O ministro de Estado, da Economia e da Transição Digital, Pedro Siza Vieira, admitiu que há uma "grande preocupação" na UE quanto à integridade do mercado único, que foi "posta à prova" durante a pandemia de covid-19.

Dinheiro Vivo/Lusa
Portuguese Minister of State for the Economy and the Digital Transition Pedro Siza Vieira attends an Informal video conference of European Union Ministers of Tourism under the Portuguese Presidency of the Council, in Lisbon, Portugal, 01 March 2021. The aim of this informal meeting is to discuss the current situation in this sector in the EU and reflect on a set of measures aimed at its recovery to restore the confidence of travellers. ANTONIO PEDRO SANTOS/LUSA © LUSA

Após o Conselho de Competitividade, que decorreu de forma remota e ao qual presidiu a partir de Lisboa, Pedro Siza Vieira foi questionado, em conferência de imprensa, sobre o que a União Europeia (UE) está a fazer para que, em futuras crises, a circulação de matérias-primas dentro das fronteiras europeias não seja impedida por eventuais restrições dos Estados-membros.

"De facto, a integridade do nosso mercado único foi posta à prova durante esta crise pandémica. Não há que o esconder.
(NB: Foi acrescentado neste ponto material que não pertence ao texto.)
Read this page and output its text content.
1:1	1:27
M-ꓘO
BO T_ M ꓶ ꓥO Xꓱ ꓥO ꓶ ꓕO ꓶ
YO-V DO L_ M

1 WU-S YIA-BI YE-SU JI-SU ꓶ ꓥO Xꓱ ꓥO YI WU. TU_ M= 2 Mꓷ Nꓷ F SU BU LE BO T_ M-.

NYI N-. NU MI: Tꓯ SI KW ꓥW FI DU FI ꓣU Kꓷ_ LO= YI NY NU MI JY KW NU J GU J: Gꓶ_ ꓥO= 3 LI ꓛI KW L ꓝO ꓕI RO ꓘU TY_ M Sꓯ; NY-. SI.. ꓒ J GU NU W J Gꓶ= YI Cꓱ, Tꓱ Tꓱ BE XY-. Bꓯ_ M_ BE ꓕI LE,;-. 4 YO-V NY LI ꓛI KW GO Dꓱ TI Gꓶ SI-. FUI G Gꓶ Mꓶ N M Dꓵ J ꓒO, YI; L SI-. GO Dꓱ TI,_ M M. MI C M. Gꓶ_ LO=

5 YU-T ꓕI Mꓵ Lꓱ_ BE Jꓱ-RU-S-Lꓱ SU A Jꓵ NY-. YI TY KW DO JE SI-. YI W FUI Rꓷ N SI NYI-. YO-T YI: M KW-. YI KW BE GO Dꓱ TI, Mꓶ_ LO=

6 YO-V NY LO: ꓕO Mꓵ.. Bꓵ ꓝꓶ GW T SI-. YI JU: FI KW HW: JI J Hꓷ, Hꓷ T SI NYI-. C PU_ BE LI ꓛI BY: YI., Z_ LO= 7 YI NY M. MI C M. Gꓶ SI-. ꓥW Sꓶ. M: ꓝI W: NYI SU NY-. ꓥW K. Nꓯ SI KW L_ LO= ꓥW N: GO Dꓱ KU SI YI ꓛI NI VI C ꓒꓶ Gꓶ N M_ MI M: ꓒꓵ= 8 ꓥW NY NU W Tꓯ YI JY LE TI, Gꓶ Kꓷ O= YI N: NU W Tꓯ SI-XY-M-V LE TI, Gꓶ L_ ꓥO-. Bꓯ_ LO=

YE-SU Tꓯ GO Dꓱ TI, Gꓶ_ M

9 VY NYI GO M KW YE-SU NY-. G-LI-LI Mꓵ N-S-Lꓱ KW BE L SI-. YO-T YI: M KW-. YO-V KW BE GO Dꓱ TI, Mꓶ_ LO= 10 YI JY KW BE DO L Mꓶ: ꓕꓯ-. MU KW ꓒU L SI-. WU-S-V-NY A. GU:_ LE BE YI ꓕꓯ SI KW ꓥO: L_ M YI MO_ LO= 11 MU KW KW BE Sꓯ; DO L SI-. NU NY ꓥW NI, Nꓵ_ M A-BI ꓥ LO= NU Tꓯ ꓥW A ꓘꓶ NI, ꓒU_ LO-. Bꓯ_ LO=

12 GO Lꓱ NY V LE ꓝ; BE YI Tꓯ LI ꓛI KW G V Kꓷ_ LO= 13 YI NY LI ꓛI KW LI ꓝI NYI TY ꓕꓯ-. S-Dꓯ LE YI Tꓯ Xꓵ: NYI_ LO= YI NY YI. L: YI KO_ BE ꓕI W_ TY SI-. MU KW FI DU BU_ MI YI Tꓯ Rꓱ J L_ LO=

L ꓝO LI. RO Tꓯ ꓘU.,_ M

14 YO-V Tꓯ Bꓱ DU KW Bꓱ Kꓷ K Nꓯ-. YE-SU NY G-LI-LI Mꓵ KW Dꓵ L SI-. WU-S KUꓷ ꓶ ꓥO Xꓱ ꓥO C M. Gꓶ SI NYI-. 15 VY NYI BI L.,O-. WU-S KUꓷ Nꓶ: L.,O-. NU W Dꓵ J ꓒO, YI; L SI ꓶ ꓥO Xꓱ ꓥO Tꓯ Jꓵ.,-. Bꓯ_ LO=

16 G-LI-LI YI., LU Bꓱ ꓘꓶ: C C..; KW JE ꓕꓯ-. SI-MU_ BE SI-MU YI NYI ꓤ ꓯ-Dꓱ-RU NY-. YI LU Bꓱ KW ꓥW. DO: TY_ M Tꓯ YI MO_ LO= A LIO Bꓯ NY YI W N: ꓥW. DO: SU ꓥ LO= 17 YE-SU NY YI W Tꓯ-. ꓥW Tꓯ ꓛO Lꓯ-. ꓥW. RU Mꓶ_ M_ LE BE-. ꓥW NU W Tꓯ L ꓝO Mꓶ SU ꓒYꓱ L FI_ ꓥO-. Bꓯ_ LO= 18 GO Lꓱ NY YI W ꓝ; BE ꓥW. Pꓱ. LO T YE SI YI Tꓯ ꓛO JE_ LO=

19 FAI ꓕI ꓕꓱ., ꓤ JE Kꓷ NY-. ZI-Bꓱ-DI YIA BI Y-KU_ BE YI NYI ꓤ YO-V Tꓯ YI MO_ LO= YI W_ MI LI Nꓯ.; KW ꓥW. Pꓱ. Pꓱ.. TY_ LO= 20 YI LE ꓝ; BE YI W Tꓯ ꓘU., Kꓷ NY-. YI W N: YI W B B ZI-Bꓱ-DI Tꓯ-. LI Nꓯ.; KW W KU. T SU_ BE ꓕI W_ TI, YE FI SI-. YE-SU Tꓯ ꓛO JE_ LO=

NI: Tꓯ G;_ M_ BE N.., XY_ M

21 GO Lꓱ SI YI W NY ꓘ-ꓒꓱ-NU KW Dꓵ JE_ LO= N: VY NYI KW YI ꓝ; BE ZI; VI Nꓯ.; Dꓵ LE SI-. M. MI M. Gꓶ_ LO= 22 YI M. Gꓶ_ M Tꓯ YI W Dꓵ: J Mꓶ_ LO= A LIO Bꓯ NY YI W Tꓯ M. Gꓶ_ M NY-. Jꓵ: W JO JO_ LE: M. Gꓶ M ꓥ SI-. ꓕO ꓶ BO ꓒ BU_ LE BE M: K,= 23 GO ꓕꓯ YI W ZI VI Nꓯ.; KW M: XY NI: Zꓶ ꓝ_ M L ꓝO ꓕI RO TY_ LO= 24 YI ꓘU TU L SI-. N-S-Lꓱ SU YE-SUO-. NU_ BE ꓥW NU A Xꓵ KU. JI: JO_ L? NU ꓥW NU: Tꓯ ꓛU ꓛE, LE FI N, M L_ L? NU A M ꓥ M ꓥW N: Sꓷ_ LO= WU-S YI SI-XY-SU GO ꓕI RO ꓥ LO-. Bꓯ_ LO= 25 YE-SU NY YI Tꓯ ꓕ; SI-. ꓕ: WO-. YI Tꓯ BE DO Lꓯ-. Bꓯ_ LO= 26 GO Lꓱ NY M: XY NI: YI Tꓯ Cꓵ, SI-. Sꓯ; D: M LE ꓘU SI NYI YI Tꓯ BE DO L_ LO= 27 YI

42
Fechámos fronteiras à livre circulação de pessoas e mesmo à livre circulação de mercadorias, e todos perdemos com isso", apontou.

Portanto, "há uma grande preocupação com a integridade do mercado único" europeu, admitiu o ministro, apelando à cooperação entre os Estados-membros para que todos os cidadãos possam ter acesso a bens e mercadorias e, assim, aumentar a capacidade de produção da UE, permitindo, consequentemente, "gerar recursos que depois podem ser investidos na inovação, na criação de emprego qualificado e na melhoria do futuro".

A vice-presidente executiva da Comissão Europeia, Margrethe Vestager, que também marcou presença na conferência de imprensa, por via digital, reconheceu que o fecho de fronteiras "sem avisos com antecedência" entre os Estados-membros "tem sido muito doloroso".

Para responder a esta situação, Bruxelas está a pensar propor "um quadro de emergência do mercado único" que permita garantir o seu funcionamento em alturas de crise.

Partido do princípio de que, dentro da UE, "a dependência não é uma fraqueza, mas uma força", uma vez que os Estados-membros sabem que podem confiar uns nos outros, Margrethe Vestager adiantou que a Comissão Europeia está a trabalhar numa proposta neste sentido, para garantir que "todos os Estados-membros sintam e vejam que podem contar com os seus vizinhos em alturas de crise extrema"

"Vamos insistir nisto e esperamos avançar muito em breve, pois aprendemos que não é garantido que as fronteiras se mantenham abertas, mesmo quando há bens necessários que precisam de circular", reiterou.

Por outro lado, o ministro Siza Vieira salientou uma outra questão associada à gestão do mercado interno, de modo a protegê-lo dos "bens e serviços que não respeitam as normas ambientais, de segurança, sociais" que vigoram no bloco comunitário.

"Julgo que houve também um consenso bastante alargado na necessidade de sermos mais eficazes a assegurar o cumprimento destas regras por parte de todos os que operam e oferecem bens e serviços no mercado único", acrescentou, defendendo que os produtores europeus não devem competir com outros que não respeitem as mesmas regras associadas à redução dos gases de efeito de estuda ou reaproveitamento dos resíduos da sua atividade, por exemplo.

O ministro da Economia presidiu hoje a um Conselho informal de ministros responsáveis pela Competitividade da UE, na vertente da indústria e do mercado interno, no qual esteve em cima da mesa de discussão a redução da dependência estratégica da economia europeia e a comunicação da Comissão Europeia designada "A década digital da Europa", apresentada em 09 de março.